La mèche de cheveux était encore retombée sur son front, mais Regina ne l'avait pas repoussée rapidement du dos de la main, comme les dix – les quinze ? - premières fois. Elle tournait, concentrée, une cuillère en bois dans la casserole. De sa fenêtre, Emma voyait parfaitement bien la cuillère, la mèche et le front, mais elle ne pouvait pas discerner l'intérieur de la casserole. De la soupe, ou peut-être de la sauce, à en juger par la souplesse, l'absence de heurt du mouvement.

Un geste très pur, songea-t-elle, avant de ricaner d'elle-même à cette idée absurde. Un geste pouvait-il être pur ? Diable, existait-il seulement quelque chose de pur ? L'hypothèse même lui semblait cocasse, considérant qu'elle épiait l'intérieur de leur appartement – plus exactement, de leur cuisine, seule pièce dont sa position lui permettait une observation précise – depuis le début de la matinée. Elle n'était pas pire qu'une autre, et la fin justifiait toujours les moyens, toujours. Si.

Regina leva à demi le bras et chassa la mèche rebelle de son front. Emma sourit comme si elle avait attendu qu'elle le fasse. Après tout, peut-être l'avait-elle attendu. Il y avait une semaine qu'elle les surveillait, et c'était la première fois que la jeune femme n'était pas tirée à quatre épingles. En un sens, il était rassurant de savoir que sa chevelure était comme toutes les autres, c'est à dire pas forcément obéissante. Comme par mimétisme, Emma passa les mains dans sa longue tignasse blonde et retint une grimace. Quand les avait-elle démêlés pour la dernière fois ?

Jusqu'à présent, son séjour à Storybrooke ne lui réussissait pas. Elle se laissait aller. Il était temps qu'elle agisse. Préparer le terrain n'était plus une excuse valable. Entre les recherches qu'elle avait faites à Boston et les renseignements qu'elle avait glanés ici, elle savait tout ce qu'il y avait à savoir sur Regina Mills. Tout ce qu'elle avait besoin de savoir pour le moment, en tout cas. Si elle avait bien compris, il n'y avait d'ailleurs pas grand-chose à savoir sur elle, si ce n'était qu'elle vivait seule avec son petit garçon – Henry, il s'appelait Henry – et qu'elle ne fréquentait personne. Qu'elle semblait respectée mais peu appréciée.

Et qu'à l'instant présent, elle avait de la farine sur la joue. Elle ne paraissait pas s'en rendre compte. Curieux, se dit Emma, qui avait pensé jusque là que Regina avait une sorte de radar pour détecter toute imperfection. Il n'y avait qu'à regarder Henry. Ce devait être le seul enfant de onze ans aussi propre, aussi bien mis qu'un adulte. Bon sang, ce môme n'avait même jamais les genoux sales ou écorchés !

Peut-être Regina faisait-elle moins attention lorsqu'elle était seule ? Mais Emma en doutait fortement. A son sens, la rigueur que cette femme s'imposait dépassait de loin le cadre des apparences sociales – apparences sociales qui, néanmoins, lui étaient de toute évidence extrêmement chères. Emma aurait mis sa main au feu que jamais Regina n'aurait eu l'idée de tirer la langue à son miroir. Cela dit, elle n'aurait eu aucune raison de le faire, puisqu'elle était accessoirement belle à damner un saint. Belle, mais tout de même, d'une beauté un peu triste.

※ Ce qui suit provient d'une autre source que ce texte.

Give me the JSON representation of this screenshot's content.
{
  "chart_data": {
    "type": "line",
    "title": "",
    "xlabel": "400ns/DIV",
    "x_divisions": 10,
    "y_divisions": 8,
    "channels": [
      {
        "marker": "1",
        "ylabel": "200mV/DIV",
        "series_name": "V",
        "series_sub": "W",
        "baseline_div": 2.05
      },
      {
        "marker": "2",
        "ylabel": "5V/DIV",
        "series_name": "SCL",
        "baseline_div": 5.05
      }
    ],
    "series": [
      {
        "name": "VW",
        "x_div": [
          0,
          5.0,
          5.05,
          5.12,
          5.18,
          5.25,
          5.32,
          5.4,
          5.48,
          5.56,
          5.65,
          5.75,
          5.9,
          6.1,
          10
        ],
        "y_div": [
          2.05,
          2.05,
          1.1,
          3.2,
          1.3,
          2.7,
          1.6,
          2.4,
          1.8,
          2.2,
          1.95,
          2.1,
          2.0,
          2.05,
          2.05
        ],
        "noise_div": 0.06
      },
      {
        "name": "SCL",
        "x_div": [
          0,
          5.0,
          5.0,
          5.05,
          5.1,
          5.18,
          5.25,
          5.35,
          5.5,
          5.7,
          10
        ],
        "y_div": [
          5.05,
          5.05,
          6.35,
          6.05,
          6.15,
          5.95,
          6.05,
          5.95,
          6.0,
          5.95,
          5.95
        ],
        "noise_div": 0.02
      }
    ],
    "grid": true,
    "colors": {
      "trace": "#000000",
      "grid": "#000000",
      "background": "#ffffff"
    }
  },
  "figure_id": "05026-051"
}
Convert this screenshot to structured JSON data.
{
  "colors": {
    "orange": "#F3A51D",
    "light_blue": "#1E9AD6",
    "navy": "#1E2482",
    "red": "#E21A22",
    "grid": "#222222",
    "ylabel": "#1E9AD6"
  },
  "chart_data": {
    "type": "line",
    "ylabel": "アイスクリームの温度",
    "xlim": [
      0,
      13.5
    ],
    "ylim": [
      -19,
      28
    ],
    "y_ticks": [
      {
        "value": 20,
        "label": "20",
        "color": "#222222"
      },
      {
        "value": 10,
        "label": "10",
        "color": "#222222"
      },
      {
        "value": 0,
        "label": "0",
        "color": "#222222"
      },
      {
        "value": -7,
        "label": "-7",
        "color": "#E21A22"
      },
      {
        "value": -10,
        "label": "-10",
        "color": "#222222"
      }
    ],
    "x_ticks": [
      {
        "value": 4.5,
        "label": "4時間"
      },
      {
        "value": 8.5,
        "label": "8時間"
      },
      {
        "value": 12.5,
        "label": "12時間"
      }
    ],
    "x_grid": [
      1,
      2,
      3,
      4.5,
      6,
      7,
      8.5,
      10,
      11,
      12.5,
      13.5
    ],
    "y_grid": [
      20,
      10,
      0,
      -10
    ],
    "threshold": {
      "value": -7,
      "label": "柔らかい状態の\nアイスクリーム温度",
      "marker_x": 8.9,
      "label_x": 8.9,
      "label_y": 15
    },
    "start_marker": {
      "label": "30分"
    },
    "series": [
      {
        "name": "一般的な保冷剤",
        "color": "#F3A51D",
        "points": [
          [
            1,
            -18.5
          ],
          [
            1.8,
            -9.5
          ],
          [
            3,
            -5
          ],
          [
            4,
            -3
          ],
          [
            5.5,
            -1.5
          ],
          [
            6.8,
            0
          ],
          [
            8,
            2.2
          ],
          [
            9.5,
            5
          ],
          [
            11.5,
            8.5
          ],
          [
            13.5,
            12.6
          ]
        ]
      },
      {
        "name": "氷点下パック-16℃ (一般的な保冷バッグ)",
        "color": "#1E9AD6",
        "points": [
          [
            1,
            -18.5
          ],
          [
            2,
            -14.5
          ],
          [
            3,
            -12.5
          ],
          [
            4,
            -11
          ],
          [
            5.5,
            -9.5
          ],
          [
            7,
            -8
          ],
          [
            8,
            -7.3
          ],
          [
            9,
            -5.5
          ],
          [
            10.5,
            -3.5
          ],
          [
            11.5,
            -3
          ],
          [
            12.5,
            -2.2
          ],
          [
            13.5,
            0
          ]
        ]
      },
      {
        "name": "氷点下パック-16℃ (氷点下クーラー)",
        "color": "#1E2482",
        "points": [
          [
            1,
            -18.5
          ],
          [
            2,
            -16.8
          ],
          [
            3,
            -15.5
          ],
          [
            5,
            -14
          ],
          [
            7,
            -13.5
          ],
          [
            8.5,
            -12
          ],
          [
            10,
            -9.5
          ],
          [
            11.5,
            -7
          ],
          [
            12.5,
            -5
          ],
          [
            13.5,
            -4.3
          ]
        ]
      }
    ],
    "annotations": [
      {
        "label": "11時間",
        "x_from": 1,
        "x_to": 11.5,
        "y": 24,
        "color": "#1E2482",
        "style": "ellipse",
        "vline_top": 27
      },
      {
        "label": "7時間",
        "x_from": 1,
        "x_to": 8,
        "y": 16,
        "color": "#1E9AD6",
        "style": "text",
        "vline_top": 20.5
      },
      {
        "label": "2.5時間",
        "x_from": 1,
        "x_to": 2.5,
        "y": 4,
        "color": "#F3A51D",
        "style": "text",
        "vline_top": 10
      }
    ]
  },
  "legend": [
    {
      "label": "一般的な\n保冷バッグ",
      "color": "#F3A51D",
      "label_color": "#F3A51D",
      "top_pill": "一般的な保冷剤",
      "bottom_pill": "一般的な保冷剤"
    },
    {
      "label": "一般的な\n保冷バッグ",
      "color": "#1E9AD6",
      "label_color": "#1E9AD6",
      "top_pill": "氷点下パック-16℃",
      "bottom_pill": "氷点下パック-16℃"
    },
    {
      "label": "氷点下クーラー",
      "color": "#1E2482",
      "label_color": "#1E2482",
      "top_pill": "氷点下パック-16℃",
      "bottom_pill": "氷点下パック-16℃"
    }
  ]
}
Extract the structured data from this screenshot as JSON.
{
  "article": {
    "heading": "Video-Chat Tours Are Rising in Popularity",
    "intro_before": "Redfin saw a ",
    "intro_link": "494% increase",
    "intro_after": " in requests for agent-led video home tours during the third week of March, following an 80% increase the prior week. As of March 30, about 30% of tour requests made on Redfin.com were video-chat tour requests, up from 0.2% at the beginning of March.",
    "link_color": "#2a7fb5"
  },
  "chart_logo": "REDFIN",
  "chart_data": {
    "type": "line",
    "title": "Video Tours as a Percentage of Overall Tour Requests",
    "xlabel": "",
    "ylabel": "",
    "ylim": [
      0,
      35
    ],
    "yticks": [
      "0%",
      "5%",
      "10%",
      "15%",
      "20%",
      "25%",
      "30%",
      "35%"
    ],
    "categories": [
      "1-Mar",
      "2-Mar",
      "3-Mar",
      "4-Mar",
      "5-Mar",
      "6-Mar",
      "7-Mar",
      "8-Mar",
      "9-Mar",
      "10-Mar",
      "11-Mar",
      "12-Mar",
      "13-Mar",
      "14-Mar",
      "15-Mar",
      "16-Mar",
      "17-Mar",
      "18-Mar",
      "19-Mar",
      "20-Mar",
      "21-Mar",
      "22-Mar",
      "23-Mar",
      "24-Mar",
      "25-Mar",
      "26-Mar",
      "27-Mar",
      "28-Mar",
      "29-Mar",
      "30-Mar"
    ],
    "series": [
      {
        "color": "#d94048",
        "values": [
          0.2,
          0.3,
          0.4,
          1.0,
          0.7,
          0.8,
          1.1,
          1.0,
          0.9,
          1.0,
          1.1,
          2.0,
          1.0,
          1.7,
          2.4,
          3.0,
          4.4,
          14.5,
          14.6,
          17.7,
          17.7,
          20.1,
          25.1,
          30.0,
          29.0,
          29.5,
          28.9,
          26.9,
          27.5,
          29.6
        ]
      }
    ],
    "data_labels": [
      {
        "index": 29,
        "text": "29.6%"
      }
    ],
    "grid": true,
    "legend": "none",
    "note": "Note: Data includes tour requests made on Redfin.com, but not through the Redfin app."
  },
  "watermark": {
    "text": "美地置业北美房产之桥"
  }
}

Emma, cette fois, ne retint pas sa grimace. Si elle commençait à élucubrer à propos de beauté triste, elle n'allait pas tarder à toucher le fond du fond. C'est qu'il y avait quelque chose de presque... engourdissant à cette observation, loin de la frénésie du monde et de ses habitudes. Il était temps d'accomplir ce pour quoi elle avait tout quitté. A vingt-neuf ans, Emma Swan était tout ce qu'on voulait, mais elle n'était pas couarde.

Elle expédia sa canette de bière vide directement dans la poubelle et se leva du fauteuil qu'elle avait tiré sous la fenêtre. Il était temps, se répéta-t-elle dans un élan de courage qu'elle espérait ne pas devoir à ladite bière. Elle prit sa veste en cuir, une grande inspiration et ses clés sur le comptoir. Moins d'une minute plus tard, elle frappait à la porte de Regina Mills.